It isn’t like I take pride in my weirdness, but I know I’m weird and I accept that about myself. Yes, I frequently amuse myself to the point of chuckling at thoughts that run around my head and I’m strangely okay with this.
I suppose part of it has to do with being so much younger than my sister. When I was in my developing stages, she was a teenager and had no time for a bratty little sister. Yes, I have a younger brother, but he’s several years younger than me, so I was basically an only child until he became interesting. I embrace the fact that I had so much alone time as a kid because it helped me develop a very active imagination. Sometimes too active, but we’re not going into that.
My imagination is what made me start writing and now that I have a release, my weirdness keeps growing and growing. Take for instance this weekend. I was with people who don’t know me well (my nephew’s girlfriend’s parents) and the conversation I had with my sister on the drive came up.
First it was about how I got TJMaxx and TG&Y (a dollar store) mixed up.
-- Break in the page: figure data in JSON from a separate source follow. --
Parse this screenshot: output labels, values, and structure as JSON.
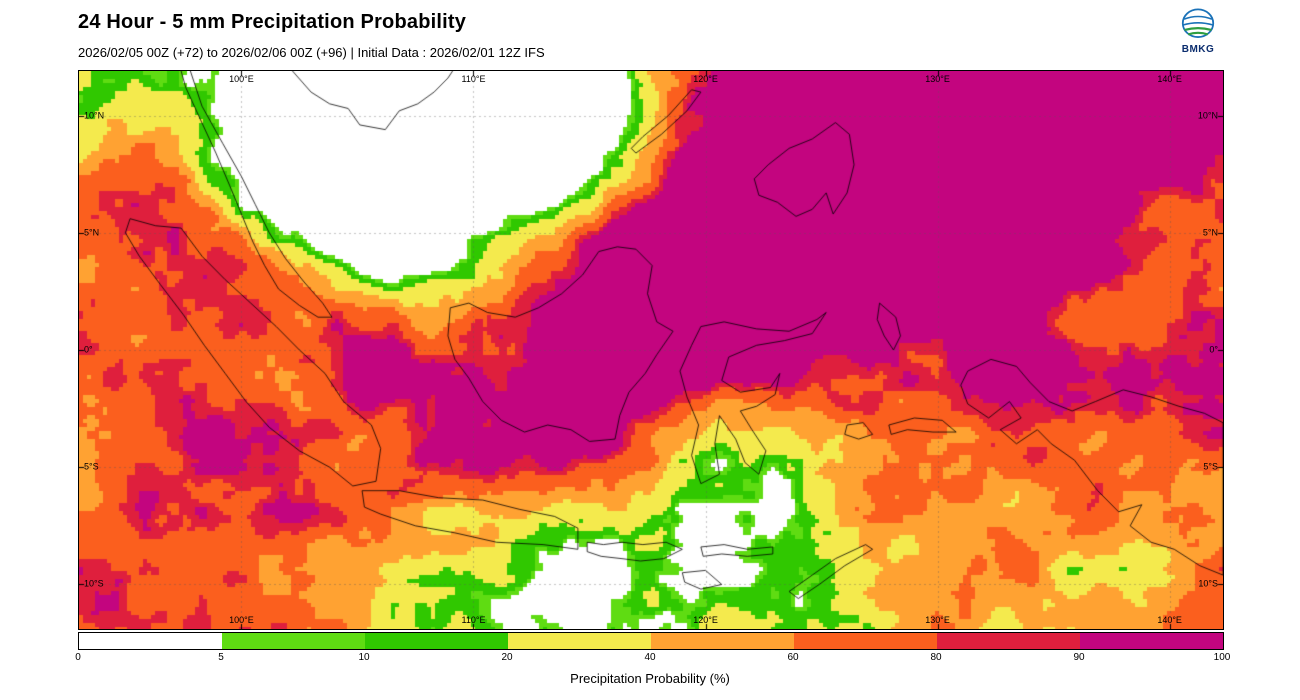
{
  "header": {
    "title": "24 Hour - 5 mm Precipitation Probability",
    "subtitle": "2026/02/05 00Z (+72) to 2026/02/06 00Z (+96) | Initial Data : 2026/02/01 12Z IFS"
  },
  "logo": {
    "label": "BMKG"
  },
  "map": {
    "bounds": {
      "lon_min": 93.0,
      "lon_max": 142.3,
      "lat_min": -11.9,
      "lat_max": 11.9
    },
    "lon_ticks": [
      {
        "label": "100°E",
        "value": 100
      },
      {
        "label": "110°E",
        "value": 110
      },
      {
        "label": "120°E",
        "value": 120
      },
      {
        "label": "130°E",
        "value": 130
      },
      {
        "label": "140°E",
        "value": 140
      }
    ],
    "lat_ticks": [
      {
        "label": "10°N",
        "value": 10
      },
      {
        "label": "5°N",
        "value": 5
      },
      {
        "label": "0°",
        "value": 0
      },
      {
        "label": "5°S",
        "value": -5
      },
      {
        "label": "10°S",
        "value": -10
      }
    ]
  },
  "colorbar": {
    "label": "Precipitation Probability (%)",
    "tick_labels": [
      "0",
      "5",
      "10",
      "20",
      "40",
      "60",
      "80",
      "90",
      "100"
    ],
    "thresholds": [
      5,
      10,
      20,
      40,
      60,
      80,
      90
    ],
    "colors": [
      "#ffffff",
      "#5fdc12",
      "#30c800",
      "#f4ea4d",
      "#ffa232",
      "#fb5f1e",
      "#df1f3d",
      "#c3057f"
    ]
  }
}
Okay, I can laugh about that because it was silly. But then I had to explain that sometimes a lot of caffeine isn’t a good thing for my thought process because it makes me take these huge leaps of logic that have no…logic.
Like Superman. Over at gee/k/ink last week, Charlotte Stein (who is an orsom writer, by the way) was talking about her favorite superhero who is Superman. She was very frank and open about him. Of course that meant I had to go several steps further and wonder if Superman was always super, then he had to have been a super baby, but how in the hell did his mom survive labor? Did he use his laser vision to perform his own C-Section? Did she have a super uterus which could withstand his super strength and laser vision? Could you imagine the kinds of kicks she had to endure during her pregnancy?? And if everyone on the home planet was super, how in the hell did they become extinct anyway? Shouldn’t they have been able to prevent it the way Superman protected Earth?
These are the things I ponder when I’m driving for six hours on a cup of coffee and a massive, never-ending cup of Diet Coke. Be scared. Be very scared.
I have no problem sharing these inane thoughts with people, which is why my co-workers look at me like I should be in a padded cell with a pack of Crayons and construction paper. But I’m okay with that because that’s who I am. If I have this weird need to see how my foot measures up against the seams in a wood-paneled wall, well…I’ve done it since I was a kid and I can’t stop it now.
I hate spaghetti noodles, but I like spaghetti sauce (with any other kind of noodle). I have to peel the labels off of beer bottles and paste them to the tables in the bar. These are just a few things that I know make people stare, or wonder, but I don’t care.
What weird things do you accept about yourself that other people might not?